OnActionReceived() called before SetMask()

I’m making a chess AI through self-playing.
There are two players A and B, and A plays first.
When A plays, everything works normally. The program calls SetMask(), and then OnActionReceived().
6070314--658038--Screenshot - 7_9_2020 , 12_55_47 AM.png
When B plays, it calls OnActionReceived() before SetMask(). (The 3rd and 5th line in the screenshot below)
6070314--658041--Screenshot - 7_9_2020 , 12_56_01 AM.png
And even weirder, when player B makes his first move, the agent uses player A’s mask. After his first move, player B still calls OnActionReceived() before SetMask(), but he uses the mask from the previous round.
Here is my agent setting:
Player A:
6070314--658035--Screenshot - 7_9_2020 , 1_07_03 AM.png
Player B:
6070314--658032--Screenshot - 7_9_2020 , 1_06_53 AM.png

Well I spent few hours and finally found where the problem is. I should WaitForFixedUpdate before I request Agent’s decision.

Glad, you were able to solve this. Out of curiosity, how come you are using stacked observations for a Chess AI?

In general, I’d be really interested to see how this turns out.

My observation is simply the whole chess board. It’s like an image and each pixel represents a single cell of the chess board. The reason the number of observations is 100 instead of 64, is that I’m using a 10*10 chess board :stuck_out_tongue:
The stacked observation idea comes from AlphaGo’s architecture. AlphaGo used 17 stacked observation (which is the current state + past few moves) for training. So here I also used stacked observations, but a relatively small number.
6077325--659253--20071016-02051.png
This is a screenshot I took from a YouTube video (AlphaGo Zero Tutorial Part 3 - Neural Network Architecture) And I believe this is true.

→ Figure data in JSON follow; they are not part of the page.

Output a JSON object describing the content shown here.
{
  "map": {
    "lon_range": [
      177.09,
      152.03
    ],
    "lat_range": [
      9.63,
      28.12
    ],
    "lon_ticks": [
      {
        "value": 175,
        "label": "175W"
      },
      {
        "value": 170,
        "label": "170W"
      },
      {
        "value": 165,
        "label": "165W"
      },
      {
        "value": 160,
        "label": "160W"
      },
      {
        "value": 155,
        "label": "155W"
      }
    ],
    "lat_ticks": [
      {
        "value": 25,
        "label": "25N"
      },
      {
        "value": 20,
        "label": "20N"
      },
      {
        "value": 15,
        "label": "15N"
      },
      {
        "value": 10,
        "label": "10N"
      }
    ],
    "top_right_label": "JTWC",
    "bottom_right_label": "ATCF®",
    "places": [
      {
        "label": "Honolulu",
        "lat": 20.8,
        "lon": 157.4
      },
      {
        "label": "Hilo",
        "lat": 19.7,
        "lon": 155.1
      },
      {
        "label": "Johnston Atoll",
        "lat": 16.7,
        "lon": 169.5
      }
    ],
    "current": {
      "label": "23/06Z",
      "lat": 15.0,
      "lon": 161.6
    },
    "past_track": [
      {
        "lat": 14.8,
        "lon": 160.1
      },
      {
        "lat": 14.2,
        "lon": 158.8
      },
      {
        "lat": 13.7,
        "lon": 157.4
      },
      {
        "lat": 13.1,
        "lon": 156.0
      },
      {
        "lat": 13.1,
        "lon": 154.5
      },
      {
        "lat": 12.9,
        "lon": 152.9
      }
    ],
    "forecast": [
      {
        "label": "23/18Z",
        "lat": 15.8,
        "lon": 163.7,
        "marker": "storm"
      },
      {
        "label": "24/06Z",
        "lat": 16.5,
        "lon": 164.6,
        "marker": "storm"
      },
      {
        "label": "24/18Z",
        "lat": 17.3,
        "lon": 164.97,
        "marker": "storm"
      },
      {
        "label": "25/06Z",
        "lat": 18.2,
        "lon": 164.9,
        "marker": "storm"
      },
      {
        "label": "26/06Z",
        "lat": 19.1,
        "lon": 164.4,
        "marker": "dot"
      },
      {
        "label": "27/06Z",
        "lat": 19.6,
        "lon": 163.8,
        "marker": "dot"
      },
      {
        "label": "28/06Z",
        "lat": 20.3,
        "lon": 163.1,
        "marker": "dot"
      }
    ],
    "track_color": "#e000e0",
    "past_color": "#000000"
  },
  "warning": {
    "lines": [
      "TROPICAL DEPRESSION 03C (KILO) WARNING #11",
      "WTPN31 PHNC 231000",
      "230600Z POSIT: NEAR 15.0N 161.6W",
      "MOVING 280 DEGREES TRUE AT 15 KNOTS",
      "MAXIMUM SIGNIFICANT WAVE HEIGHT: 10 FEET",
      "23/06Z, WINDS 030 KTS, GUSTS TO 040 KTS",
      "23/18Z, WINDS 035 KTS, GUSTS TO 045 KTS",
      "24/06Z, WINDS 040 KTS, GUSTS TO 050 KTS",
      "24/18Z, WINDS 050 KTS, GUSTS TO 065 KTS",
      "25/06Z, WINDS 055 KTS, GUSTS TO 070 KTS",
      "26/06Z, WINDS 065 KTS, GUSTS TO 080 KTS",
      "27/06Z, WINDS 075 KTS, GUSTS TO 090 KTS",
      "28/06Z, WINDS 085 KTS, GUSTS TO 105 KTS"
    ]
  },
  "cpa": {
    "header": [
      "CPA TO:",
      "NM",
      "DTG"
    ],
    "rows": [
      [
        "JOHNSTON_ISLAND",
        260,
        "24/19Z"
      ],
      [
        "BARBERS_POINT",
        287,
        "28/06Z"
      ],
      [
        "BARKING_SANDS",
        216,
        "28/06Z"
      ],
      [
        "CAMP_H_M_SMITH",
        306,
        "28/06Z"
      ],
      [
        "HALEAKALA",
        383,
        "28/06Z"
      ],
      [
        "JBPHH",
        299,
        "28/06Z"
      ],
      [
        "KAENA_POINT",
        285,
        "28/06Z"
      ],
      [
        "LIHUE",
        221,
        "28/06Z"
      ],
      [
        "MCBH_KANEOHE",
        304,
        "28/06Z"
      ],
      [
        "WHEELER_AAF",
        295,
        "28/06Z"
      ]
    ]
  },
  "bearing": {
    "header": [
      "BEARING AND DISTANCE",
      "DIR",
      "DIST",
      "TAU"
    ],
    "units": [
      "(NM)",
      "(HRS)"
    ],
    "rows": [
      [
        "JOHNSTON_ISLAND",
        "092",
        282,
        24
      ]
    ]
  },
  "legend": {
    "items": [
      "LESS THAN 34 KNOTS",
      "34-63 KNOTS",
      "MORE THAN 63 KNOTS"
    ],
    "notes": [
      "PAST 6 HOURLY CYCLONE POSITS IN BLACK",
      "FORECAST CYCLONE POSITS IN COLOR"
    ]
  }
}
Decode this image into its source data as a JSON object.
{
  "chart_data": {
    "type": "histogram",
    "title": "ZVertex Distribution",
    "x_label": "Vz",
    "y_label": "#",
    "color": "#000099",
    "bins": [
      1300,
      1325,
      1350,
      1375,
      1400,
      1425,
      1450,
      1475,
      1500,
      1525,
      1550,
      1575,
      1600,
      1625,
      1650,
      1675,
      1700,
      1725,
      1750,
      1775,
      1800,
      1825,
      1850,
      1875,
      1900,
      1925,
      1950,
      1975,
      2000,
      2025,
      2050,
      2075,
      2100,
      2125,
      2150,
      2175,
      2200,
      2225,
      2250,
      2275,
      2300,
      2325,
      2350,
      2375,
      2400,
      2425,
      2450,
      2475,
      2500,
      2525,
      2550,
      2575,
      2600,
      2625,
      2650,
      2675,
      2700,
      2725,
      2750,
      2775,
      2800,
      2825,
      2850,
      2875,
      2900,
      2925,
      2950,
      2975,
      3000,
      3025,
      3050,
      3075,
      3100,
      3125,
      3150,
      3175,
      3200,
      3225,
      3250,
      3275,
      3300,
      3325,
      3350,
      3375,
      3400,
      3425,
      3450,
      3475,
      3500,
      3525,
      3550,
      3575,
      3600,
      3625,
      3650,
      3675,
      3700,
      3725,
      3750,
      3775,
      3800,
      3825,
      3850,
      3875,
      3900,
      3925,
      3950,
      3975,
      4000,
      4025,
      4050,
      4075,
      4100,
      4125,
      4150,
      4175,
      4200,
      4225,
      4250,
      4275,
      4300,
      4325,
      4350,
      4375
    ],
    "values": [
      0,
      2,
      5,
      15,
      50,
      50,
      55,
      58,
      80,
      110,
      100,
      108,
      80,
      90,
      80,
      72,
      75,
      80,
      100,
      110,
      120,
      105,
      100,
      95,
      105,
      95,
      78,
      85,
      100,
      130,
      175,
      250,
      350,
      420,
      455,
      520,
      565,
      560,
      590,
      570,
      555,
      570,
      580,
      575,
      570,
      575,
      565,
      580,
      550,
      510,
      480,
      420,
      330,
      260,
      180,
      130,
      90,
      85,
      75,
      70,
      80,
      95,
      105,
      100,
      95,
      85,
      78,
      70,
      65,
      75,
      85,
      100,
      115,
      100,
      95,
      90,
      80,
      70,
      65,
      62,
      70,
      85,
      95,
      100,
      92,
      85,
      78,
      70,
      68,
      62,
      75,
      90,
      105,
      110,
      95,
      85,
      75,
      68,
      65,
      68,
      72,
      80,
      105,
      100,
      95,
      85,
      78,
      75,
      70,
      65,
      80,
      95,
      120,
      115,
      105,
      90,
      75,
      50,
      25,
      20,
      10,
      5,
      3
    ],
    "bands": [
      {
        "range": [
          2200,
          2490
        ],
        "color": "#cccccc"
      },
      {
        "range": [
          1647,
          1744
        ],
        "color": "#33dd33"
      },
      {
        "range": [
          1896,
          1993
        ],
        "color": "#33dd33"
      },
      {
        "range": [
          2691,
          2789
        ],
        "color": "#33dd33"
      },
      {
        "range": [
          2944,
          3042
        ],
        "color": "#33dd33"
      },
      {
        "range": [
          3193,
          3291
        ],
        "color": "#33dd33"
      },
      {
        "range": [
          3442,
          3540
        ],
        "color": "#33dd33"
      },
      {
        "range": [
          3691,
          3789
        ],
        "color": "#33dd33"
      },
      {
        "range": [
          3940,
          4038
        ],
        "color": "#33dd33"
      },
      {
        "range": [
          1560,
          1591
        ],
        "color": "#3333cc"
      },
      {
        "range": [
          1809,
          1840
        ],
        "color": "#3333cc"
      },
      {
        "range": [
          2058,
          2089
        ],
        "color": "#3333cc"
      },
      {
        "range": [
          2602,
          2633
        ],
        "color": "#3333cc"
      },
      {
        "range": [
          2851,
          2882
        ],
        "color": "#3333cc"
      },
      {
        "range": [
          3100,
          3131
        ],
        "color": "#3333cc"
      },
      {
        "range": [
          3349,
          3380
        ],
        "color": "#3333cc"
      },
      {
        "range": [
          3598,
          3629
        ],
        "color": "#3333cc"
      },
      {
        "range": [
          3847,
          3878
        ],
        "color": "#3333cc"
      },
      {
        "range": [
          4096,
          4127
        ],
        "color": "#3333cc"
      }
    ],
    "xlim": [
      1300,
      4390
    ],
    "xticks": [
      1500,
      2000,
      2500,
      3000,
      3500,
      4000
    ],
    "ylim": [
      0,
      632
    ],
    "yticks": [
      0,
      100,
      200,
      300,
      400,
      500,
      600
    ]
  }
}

When it comes to the training performance, I don’t really know if I benefit from this stacked observation. Actually, I tried different settings, like a stack of 3, a stack of 4 etc. But there isn’t really that much difference between different stack numbers.
The real problem for me is that, at a certain point (say after 1 million steps) both players become stagnant, they stop exploring new policies and more often they just repeat a certain (crappy) strategy. So it’s hard to tell whether training with stacked observation gives me a better policy.